El individuo insostenible

.

. Pixabay

  1. Opinión
  2. Blog del suscriptor

Toda la preocupación del tiempo presente se proyecta sobre las necesidades del Estado. Financiación suficiente, cuentas saneadas, sostenimiento del estado del bienestar (¡esa gran impostura!). Todos los gobiernos y muy significadamente el Gobierno intervencionista español, andan como aquellos recaudadores de la Edad Media, solo diferenciados en la sutileza de sus medios y en el uso de la propaganda, horadando en lo más abisal de la acción humana para encontrar algo por insignificante que sea que justifique la imposición de un tributo.

En un cortísimo espacio de tiempo los medios de comunicación han ido dando a conocer a la opinión pública los proyectos gubernamentales con los que allegar fondos a las arcas del Estado procedentes de las cada vez más exhaustas faltriqueras ciudadanas. Ningún límite parece conocer la bulimia devoradora que este Gobierno del “nadie quedará atrás”, y por delante de todos Hacienda por supuesto, hacia el producto del esfuerzo de los ciudadanos.

Todo un cúmulo de falacias, desmentidos, contradicciones, puro dadaísmo al fin, alfombran las pretensiones recaudatorias del Gobierno. El error y el sinsentido de tales políticas queda en evidencia cuando fácilmente se comprueba que a medida que se crean nuevas fuentes de financiación públicas, mayores son sus necesidades y más abultada la deuda pública.

Es decir, una paradoja que consiste en que cuanto cada vez más, cada vez da para menos. Desde muy antiguo está demostrado que detrás de cada intervención en la economía, se hace necesaria otra y otra más, hasta la muerte del sistema por asfixia. Cada intervención reclama una estructura burocrática cuya influencia crea distorsiones y nuevas medidas, desbordamiento de los gastos inicialmente previstos y así indefinidamente.

Cabría preguntarse dónde están los límites éticos que tiene poder para decidir sobre los bienes privados y si no existen tales límites, al albur de pasajeras mayorías parlamentarias, si no deberían establecerse constitucionalmente. Garantizar la propiedad privada en una ley fundamental si la misma concede a la vez capacidades ilimitadas a legislativo y ejecutivo para disponer de los bienes privados, transmuta en trampantojo.

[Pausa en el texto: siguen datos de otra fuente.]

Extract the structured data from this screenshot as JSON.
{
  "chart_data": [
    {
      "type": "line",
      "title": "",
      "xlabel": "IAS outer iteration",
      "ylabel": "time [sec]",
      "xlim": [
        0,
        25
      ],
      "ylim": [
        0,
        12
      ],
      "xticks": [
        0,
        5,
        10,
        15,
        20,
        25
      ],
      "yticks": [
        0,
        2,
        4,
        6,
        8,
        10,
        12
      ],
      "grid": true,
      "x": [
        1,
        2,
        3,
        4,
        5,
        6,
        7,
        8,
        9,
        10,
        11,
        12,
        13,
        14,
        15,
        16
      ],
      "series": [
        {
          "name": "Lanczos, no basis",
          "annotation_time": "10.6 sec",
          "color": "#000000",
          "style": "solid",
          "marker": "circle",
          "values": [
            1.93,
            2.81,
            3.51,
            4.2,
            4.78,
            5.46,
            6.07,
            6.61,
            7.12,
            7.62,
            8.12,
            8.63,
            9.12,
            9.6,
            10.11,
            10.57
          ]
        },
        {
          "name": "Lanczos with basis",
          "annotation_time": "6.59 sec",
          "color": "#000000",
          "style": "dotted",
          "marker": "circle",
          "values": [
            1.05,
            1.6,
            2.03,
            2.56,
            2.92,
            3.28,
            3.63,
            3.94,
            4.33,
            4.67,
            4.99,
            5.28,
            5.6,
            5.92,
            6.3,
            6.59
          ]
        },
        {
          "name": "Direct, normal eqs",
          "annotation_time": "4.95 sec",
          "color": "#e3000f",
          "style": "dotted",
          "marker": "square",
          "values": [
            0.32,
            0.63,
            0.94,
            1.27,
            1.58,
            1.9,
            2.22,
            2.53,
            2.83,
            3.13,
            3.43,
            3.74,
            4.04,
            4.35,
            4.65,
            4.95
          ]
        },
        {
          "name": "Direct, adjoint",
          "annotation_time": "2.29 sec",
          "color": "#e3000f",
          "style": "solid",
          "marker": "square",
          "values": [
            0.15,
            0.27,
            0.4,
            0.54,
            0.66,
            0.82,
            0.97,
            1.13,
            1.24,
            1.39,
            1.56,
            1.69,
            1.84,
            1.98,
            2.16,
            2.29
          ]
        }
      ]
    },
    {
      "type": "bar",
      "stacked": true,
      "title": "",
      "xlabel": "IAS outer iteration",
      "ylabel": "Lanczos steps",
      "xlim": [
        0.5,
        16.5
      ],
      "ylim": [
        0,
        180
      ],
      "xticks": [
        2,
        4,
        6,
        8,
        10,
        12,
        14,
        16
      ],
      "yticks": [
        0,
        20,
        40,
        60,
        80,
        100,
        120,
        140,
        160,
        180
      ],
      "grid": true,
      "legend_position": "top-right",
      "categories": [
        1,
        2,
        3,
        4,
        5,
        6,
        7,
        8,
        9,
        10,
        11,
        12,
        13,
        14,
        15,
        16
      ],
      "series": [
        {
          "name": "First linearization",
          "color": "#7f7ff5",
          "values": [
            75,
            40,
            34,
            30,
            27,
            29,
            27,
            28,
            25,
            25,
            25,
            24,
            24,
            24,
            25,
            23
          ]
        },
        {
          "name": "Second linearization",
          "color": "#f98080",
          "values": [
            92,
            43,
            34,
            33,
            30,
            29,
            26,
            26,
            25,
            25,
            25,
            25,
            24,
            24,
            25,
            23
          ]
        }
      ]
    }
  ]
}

Desigualdad, justicia social, sanidad, educación, ecología, inclusión… Una constelación semántica con la que acotar las conciencias en un gulag conceptual fuera del que sólo habitan el egoísmo y la inhumanidad. Fuera del gulag se sitúa el territorio en el que habita la disidencia, un intolerable contrasentido impropio de un país que se llama democrático. Nada ni nadie explica antes o después el resultado práctico del expolio que dice atender a los elevados objetivos con los que la exacción se justifica.

Quienes obligan al sacrificio de todos jamás comparecen a poner números concretos a los proyectos de mejora colectiva y menos aún a demostrar en detalle cómo se han plasmado tales planes. Ya vendrán después los datos macroeconómicos, el PIB y los modelos teóricos de oferta y demanda agregada para decirnos que hemos experimentado un “crecimiento negativo”, oxímoron que usado con insufrible cinismo excusa usurpa el lugar que deberían ocupar palabras como ruina o empobrecimiento.

La libertad es imposible sin libertad económica y en la medida en que ésta última se constriñe la libertad individual desaparece. El Estado, convertido indefectiblemente en cruda expresión de poder, está en camino de ser un fin en sí mismo y tiende por ello a buscar sus propios fines, el primero el de su supervivencia.

Su hipertrofia hace crecer sus necesidades de financiación y en esa misma medida va drenando los recursos de quienes se ven obligados a sostenerlo. Con tal deriva, es la existencia material de las personas la que camina hacia la insostenibilidad, lo que, por la inercia de las cosas, no librará al estado de igual misma suerte ya que él mismo destruirá las fuentes de sus recursos. Y una vez más se demuestra qué gran idea es el socialismo.